To-day was the first time in her life that she had been so far from home. She looked curiously on all she saw, – particularly on a young lady about her own age, beautifully dressed, and a youth of eighteen, who had apparently just returned from a ride on horseback, as he held a whip in his hand, whilst walking up and down and examining the boys who were placed in a row before him. He chose two amongst them, and the boys were led away to the stables.
“And I choose this young girl,” said Constantia Roszynski, indicating Anielka; “she is the prettiest of them all. I do not like ugly faces about me.”
When Constantia returned to the drawing-room, she gave orders for Anielka to be taken to her apartments, and placed under the tutelage of Mademoiselle Dufour, a French maid, recently arrived from the first milliner’s shop in Odessa. Poor girl! when they separated her from her adopted mother, and began leading her towards the palace, she rushed, with a shriek of agony, from them, and grasped her old protectress tightly in her arms!

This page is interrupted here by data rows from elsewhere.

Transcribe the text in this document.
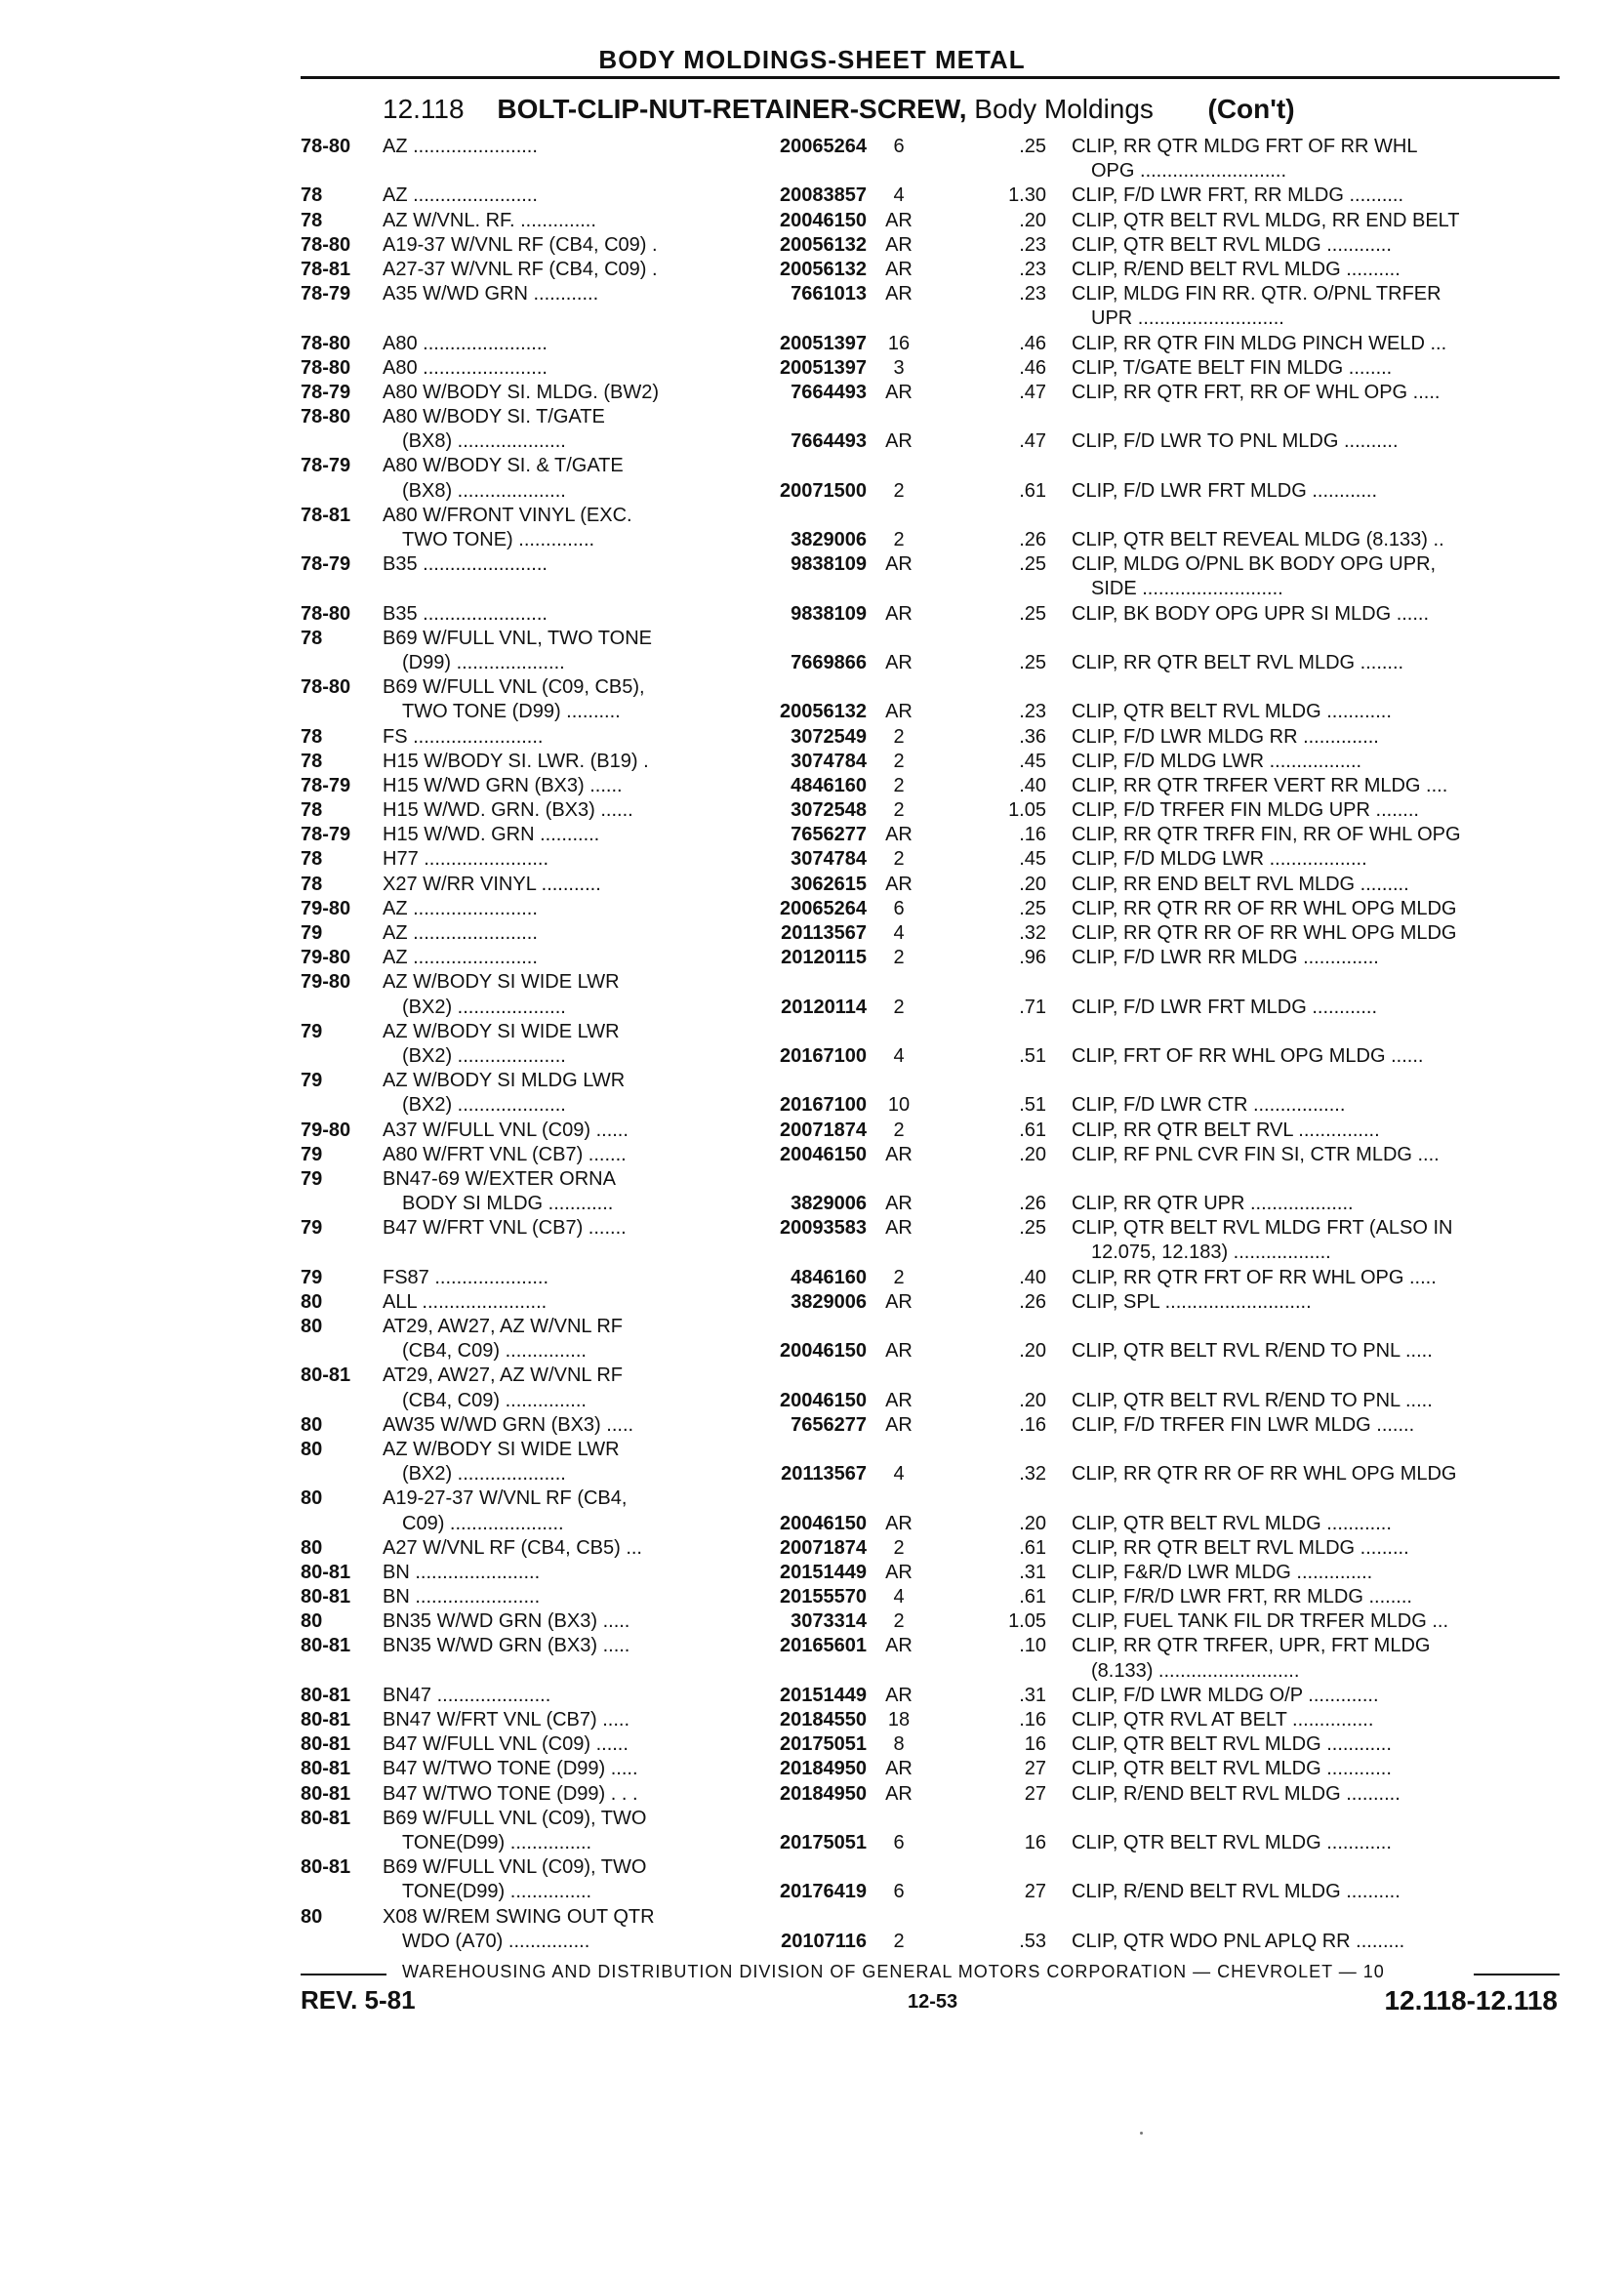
BODY MOLDINGS-SHEET METAL
12.118 BOLT-CLIP-NUT-RETAINER-SCREW, Body Moldings (Con't)
78-80	AZ .......................	20065264	6	.25 CLIP, RR QTR MLDG FRT OF RR WHL
OPG ...........................
78	AZ .......................	20083857	4	1.30 CLIP, F/D LWR FRT, RR MLDG ..........
78	AZ W/VNL. RF. ..............	20046150 AR	.20 CLIP, QTR BELT RVL MLDG, RR END BELT
78-80	A19-37 W/VNL RF (CB4, C09) .	20056132 AR	.23 CLIP, QTR BELT RVL MLDG ............
78-81	A27-37 W/VNL RF (CB4, C09) .	20056132 AR	.23 CLIP, R/END BELT RVL MLDG ..........
78-79	A35 W/WD GRN ............	7661013 AR	.23 CLIP, MLDG FIN RR. QTR. O/PNL TRFER
UPR ...........................
78-80	A80 .......................	20051397	16	.46 CLIP, RR QTR FIN MLDG PINCH WELD ...
78-80	A80 .......................	20051397	3	.46 CLIP, T/GATE BELT FIN MLDG ........
78-79	A80 W/BODY SI. MLDG. (BW2)	7664493 AR	.47 CLIP, RR QTR FRT, RR OF WHL OPG .....
78-80	A80 W/BODY SI. T/GATE
(BX8) ....................	7664493 AR	.47 CLIP, F/D LWR TO PNL MLDG ..........
78-79	A80 W/BODY SI. & T/GATE
(BX8) ....................	20071500	2	.61 CLIP, F/D LWR FRT MLDG ............
78-81	A80 W/FRONT VINYL (EXC.
TWO TONE) ..............	3829006	2	.26 CLIP, QTR BELT REVEAL MLDG (8.133) ..
78-79	B35 .......................	9838109 AR	.25 CLIP, MLDG O/PNL BK BODY OPG UPR,
SIDE ..........................
78-80	B35 .......................	9838109 AR	.25 CLIP, BK BODY OPG UPR SI MLDG ......
78	B69 W/FULL VNL, TWO TONE
(D99) ....................	7669866 AR	.25 CLIP, RR QTR BELT RVL MLDG ........
78-80	B69 W/FULL VNL (C09, CB5),
TWO TONE (D99) ..........	20056132 AR	.23 CLIP, QTR BELT RVL MLDG ............
78	FS ........................	3072549	2	.36 CLIP, F/D LWR MLDG RR ..............
78	H15 W/BODY SI. LWR. (B19) .	3074784	2	.45 CLIP, F/D MLDG LWR .................
78-79	H15 W/WD GRN (BX3) ......	4846160	2	.40 CLIP, RR QTR TRFER VERT RR MLDG ....
78	H15 W/WD. GRN. (BX3) ......	3072548	2	1.05 CLIP, F/D TRFER FIN MLDG UPR ........
78-79	H15 W/WD. GRN ...........	7656277 AR	.16 CLIP, RR QTR TRFR FIN, RR OF WHL OPG
78	H77 .......................	3074784	2	.45 CLIP, F/D MLDG LWR ..................
78	X27 W/RR VINYL ...........	3062615 AR	.20 CLIP, RR END BELT RVL MLDG .........
79-80	AZ .......................	20065264	6	.25 CLIP, RR QTR RR OF RR WHL OPG MLDG
79	AZ .......................	20113567	4	.32 CLIP, RR QTR RR OF RR WHL OPG MLDG
79-80	AZ .......................	20120115	2	.96 CLIP, F/D LWR RR MLDG ..............
79-80	AZ W/BODY SI WIDE LWR
(BX2) ....................	20120114	2	.71 CLIP, F/D LWR FRT MLDG ............
79	AZ W/BODY SI WIDE LWR
(BX2) ....................	20167100	4	.51 CLIP, FRT OF RR WHL OPG MLDG ......
79	AZ W/BODY SI MLDG LWR
(BX2) ....................	20167100	10	.51 CLIP, F/D LWR CTR .................
79-80	A37 W/FULL VNL (C09) ......	20071874	2	.61 CLIP, RR QTR BELT RVL ...............
79	A80 W/FRT VNL (CB7) .......	20046150 AR	.20 CLIP, RF PNL CVR FIN SI, CTR MLDG ....
79	BN47-69 W/EXTER ORNA
BODY SI MLDG ............	3829006 AR	.26 CLIP, RR QTR UPR ...................
79	B47 W/FRT VNL (CB7) .......	20093583 AR	.25 CLIP, QTR BELT RVL MLDG FRT (ALSO IN
12.075, 12.183) ..................
79	FS87 .....................	4846160	2	.40 CLIP, RR QTR FRT OF RR WHL OPG .....
80	ALL .......................	3829006 AR	.26 CLIP, SPL ...........................
80	AT29, AW27, AZ W/VNL RF
(CB4, C09) ...............	20046150 AR	.20 CLIP, QTR BELT RVL R/END TO PNL .....
80-81	AT29, AW27, AZ W/VNL RF
(CB4, C09) ...............	20046150 AR	.20 CLIP, QTR BELT RVL R/END TO PNL .....
80	AW35 W/WD GRN (BX3) .....	7656277 AR	.16 CLIP, F/D TRFER FIN LWR MLDG .......
80	AZ W/BODY SI WIDE LWR
(BX2) ....................	20113567	4	.32 CLIP, RR QTR RR OF RR WHL OPG MLDG
80	A19-27-37 W/VNL RF (CB4,
C09) .....................	20046150 AR	.20 CLIP, QTR BELT RVL MLDG ............
80	A27 W/VNL RF (CB4, CB5) ...	20071874	2	.61 CLIP, RR QTR BELT RVL MLDG .........
80-81	BN .......................	20151449 AR	.31 CLIP, F&R/D LWR MLDG ..............
80-81	BN .......................	20155570	4	.61 CLIP, F/R/D LWR FRT, RR MLDG ........
80	BN35 W/WD GRN (BX3) .....	3073314	2	1.05 CLIP, FUEL TANK FIL DR TRFER MLDG ...
80-81	BN35 W/WD GRN (BX3) .....	20165601 AR	.10 CLIP, RR QTR TRFER, UPR, FRT MLDG
(8.133) ..........................
80-81	BN47 .....................	20151449 AR	.31 CLIP, F/D LWR MLDG O/P .............
80-81	BN47 W/FRT VNL (CB7) .....	20184550	18	.16 CLIP, QTR RVL AT BELT ...............
80-81	B47 W/FULL VNL (C09) ......	20175051	8	16 CLIP, QTR BELT RVL MLDG ............
80-81	B47 W/TWO TONE (D99) .....	20184950 AR	27 CLIP, QTR BELT RVL MLDG ............
80-81	B47 W/TWO TONE (D99) . . .	20184950 AR	27 CLIP, R/END BELT RVL MLDG ..........
80-81	B69 W/FULL VNL (C09), TWO
TONE(D99) ...............	20175051	6	16 CLIP, QTR BELT RVL MLDG ............
80-81	B69 W/FULL VNL (C09), TWO
TONE(D99) ...............	20176419	6	27 CLIP, R/END BELT RVL MLDG ..........
80	X08 W/REM SWING OUT QTR
WDO (A70) ...............	20107116	2	.53 CLIP, QTR WDO PNL APLQ RR .........
WAREHOUSING AND DISTRIBUTION DIVISION OF GENERAL MOTORS CORPORATION — CHEVROLET — 10
REV. 5-81	12-53	12.118-12.118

They were torn violently asunder, and the Count Roszynski quietly asked, “Is it her daughter, or her grand-daughter?”
“Neither, my lord, – only an adopted child.”
“But who will lead the old woman home, as she is blind?”
“I will, my lord,” replied one of his servants, bowing to the ground; “I will let her walk by the side of my horse, and when she is in her cabin she will have her old husband, – they must take care of each other.”
So saying, he moved away with the rest of the peasants and domestics. But the poor old woman had to be dragged along by two men; for in the midst of her shrieks and tears she had fallen to the ground, almost without life.
And Anielka? They did not allow her to weep long. She had now to sit all day in the corner of a room to sew. She was expected to do everything well from the first; and if she did not, she was kept without food or cruelly punished. Morning and evening she had to help Mdlle. Dufour to dress and undress her mistress. But Constantia, although she looked with hauteur on everybody beneath her, and expected to be slavishly obeyed, was tolerably kind to her poor orphan. Her true torment began, when, on leaving her young lady’s room, she had to assist Mdlle. Dufour. Notwithstanding that she tried sincerely to do her best, she was never able to satisfy her, or draw from her aught but harsh reproaches.
Thus two months passed.
One day Mdlle. Dufour went very early to confession, and Anielka was seized with an eager longing to gaze once more in peace and freedom on the beautiful blue sky and green trees, as she used to do when the first rays of the rising sun streamed in at the window of the little forest cabin. She ran into the garden. Enchanted by the sight of so many beautiful flowers, she went farther and farther along the smooth and winding walks, till she entered the forest. She who had been so long away from her beloved trees, roamed where they were thickest. Here she gazes boldly around. She sees no one! She is alone! A little further on she meets with a rivulet which flows through the forest.